Take the price of gasoline, for example. The press – newspapers, talking heads, political “experts” – are full of conversation about how the President’s electoral chances are being adversely affected by the price of gasoline. Of course, no one bothers to explain just what it is the President can do about gasoline prices, and no one seems to care. Like all things, anything bad must be someone else’s fault – in this case, the President’s fault.
And there is, of course, no conversation at all about the things we could actually do to reduce automobile fuel costs – and other national problems like unemployment and energy independence. It seems that the folks we send to Washington are great at raising money and spouting slogans and lousy at coming up with solutions.
So maybe someone can explain why we don’t take advantage of our huge deposits of natural gas to solve several problems more or less simultaneously. First, let’s pass legislation requiring every company that provides natural gas to homes and businesses to connect any home or business that wants gas. We already require telephone companies to provide universal service, and we all pay for uneconomic telephones with those pesky surcharges on our phone bills. Is there some reason we cannot require universal natural gas service, and recapture the costs associated with installing the lines via service charges on all users?
Installing all those gas lines – and additional pipelines to move gas around the country – would generate lots of jobs, which we certainly need. Given the economics of oil vs. natural gas, making natural gas service universally available will cause a lot more people to heat their homes with gas, which is currently selling at record low prices and for far less than its price in other countries. When we’ve done those things, we will have put a lot of people back to work, generated lots of jobs, saved consumers lots of money and taken a big step towards energy independence.

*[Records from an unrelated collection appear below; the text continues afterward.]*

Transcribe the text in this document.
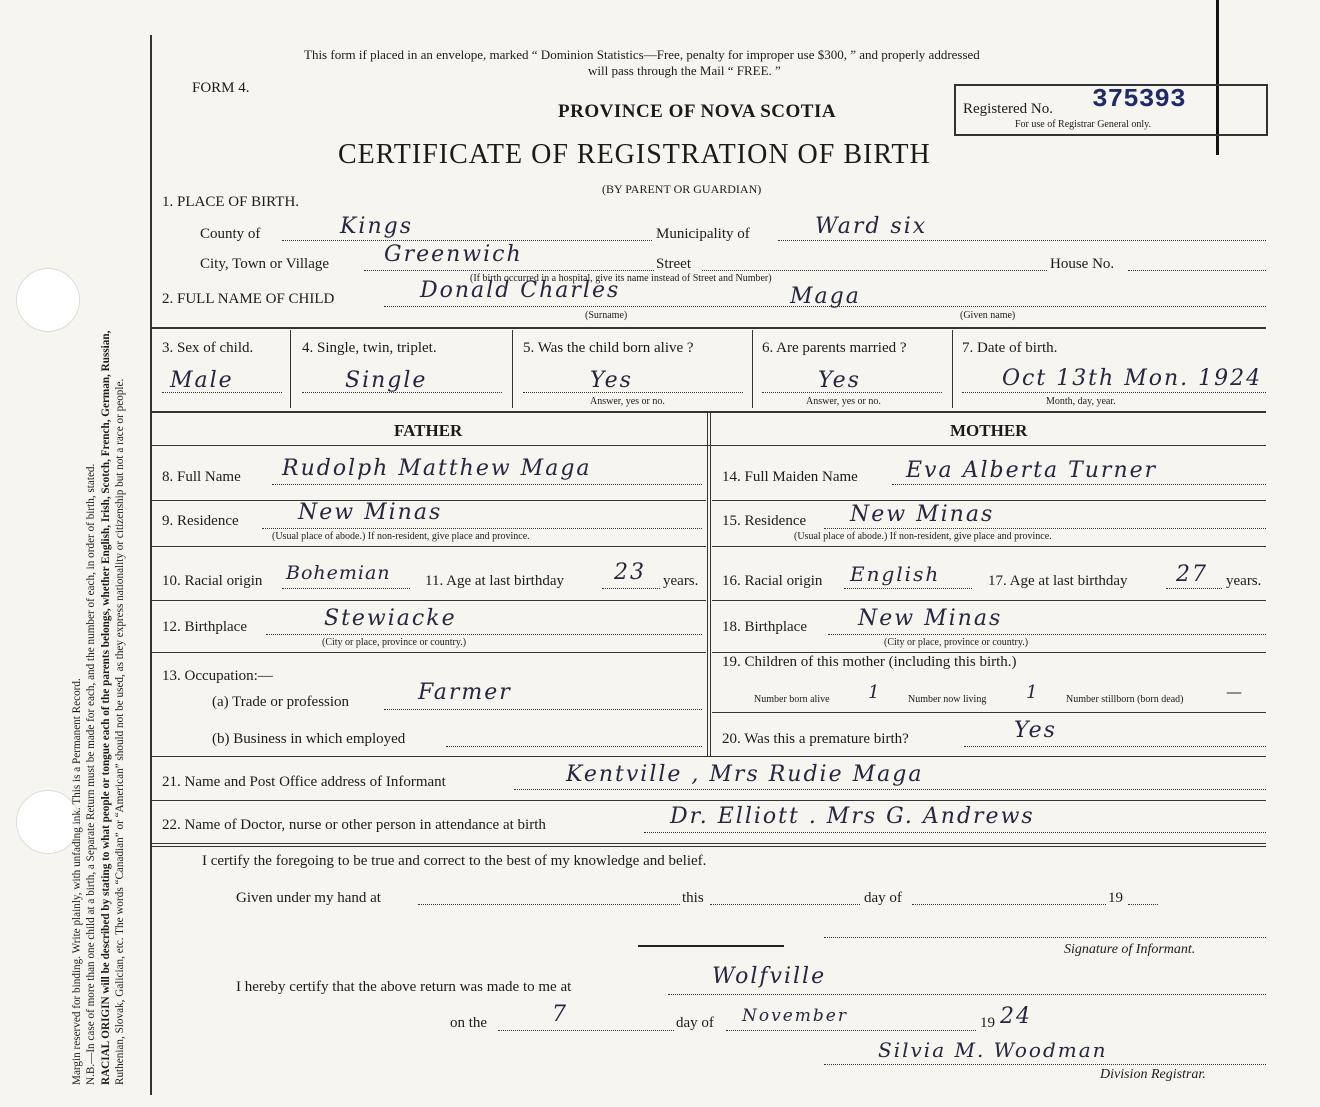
Margin reserved for binding. Write plainly, with unfading ink. This is a Permanent Record. N.B.—In case of more than one child at a birth, a Separate Return must be made for each, and the number of each, in order of birth, stated. RACIAL ORIGIN will be described by stating to what people or tongue each of the parents belongs, whether English, Irish, Scotch, French, German, Russian, Ruthenian, Slovak, Galician, etc. The words “Canadian” or “American” should not be used, as they express nationality or citizenship but not a race or people.
This form if placed in an envelope, marked “ Dominion Statistics—Free, penalty for improper use $300, ” and properly addressed
will pass through the Mail “ FREE. ”
FORM 4.
PROVINCE OF NOVA SCOTIA
CERTIFICATE OF REGISTRATION OF BIRTH
(BY PARENT OR GUARDIAN)
Registered No. 375393
For use of Registrar General only.
1. PLACE OF BIRTH.
County of	Kings	Municipality of	Ward six
City, Town or Village Greenwich	Street	House No.
(If birth occurred in a hospital, give its name instead of Street and Number)
2. FULL NAME OF CHILD	Donald Charles	Maga
(Surname)	(Given name)
3. Sex of child.
Male
4. Single, twin, triplet.
Single
5. Was the child born alive ?
Yes
Answer, yes or no.
6. Are parents married ?
Yes
Answer, yes or no.
7. Date of birth.
Oct 13th Mon. 1924
Month, day, year.
FATHER	MOTHER
8. Full Name Rudolph Matthew Maga
9. Residence	New Minas
(Usual place of abode.) If non-resident, give place and province.
10. Racial origin Bohemian 11. Age at last birthday 23 years.
12. Birthplace	Stewiacke
(City or place, province or country.)
13. Occupation:—
(a) Trade or profession	Farmer
(b) Business in which employed
14. Full Maiden Name Eva Alberta Turner
15. Residence New Minas
(Usual place of abode.) If non-resident, give place and province.
16. Racial origin English	17. Age at last birthday 27 years.
18. Birthplace New Minas
(City or place, province or country.)
19. Children of this mother (including this birth.)
Number born alive 1	Number now living 1	Number stillborn (born dead)	—
20. Was this a premature birth?	Yes
21. Name and Post Office address of Informant	Kentville , Mrs Rudie Maga
22. Name of Doctor, nurse or other person in attendance at birth	Dr. Elliott . Mrs G. Andrews
I certify the foregoing to be true and correct to the best of my knowledge and belief.
Given under my hand at	this	day of	19
Signature of Informant.
I hereby certify that the above return was made to me at	Wolfville
on the	7	day of November	19 24
Silvia M. Woodman
Division Registrar.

While we’re at it, it would be sensible to pass legislation requiring every filling station to have at least one natural gas fueling point and additional legislation requiring that all cars manufactured in the United States after 2015 be equipped to run on either natural gas or petroleum derivative gasoline. The result? Still more jobs, a much higher level of energy independence, and much lower fuel prices for drivers.
I’m sure there are people who would oppose these steps. The automobile manufacturers would tell us that making cars dual fuel capable would be very expensive, while the oil companies would no doubt proclaim that mandating natural gas for cars is state socialism. And the natural gas providers would no doubt claim that they cannot possibly live with the adverse cash flows associated with fronting the cost of installing gas lines to all those houses. In my view, none of those objections hold much water, since the public benefits of these changes would be huge.
What do you think? Are such solutions really beyond us?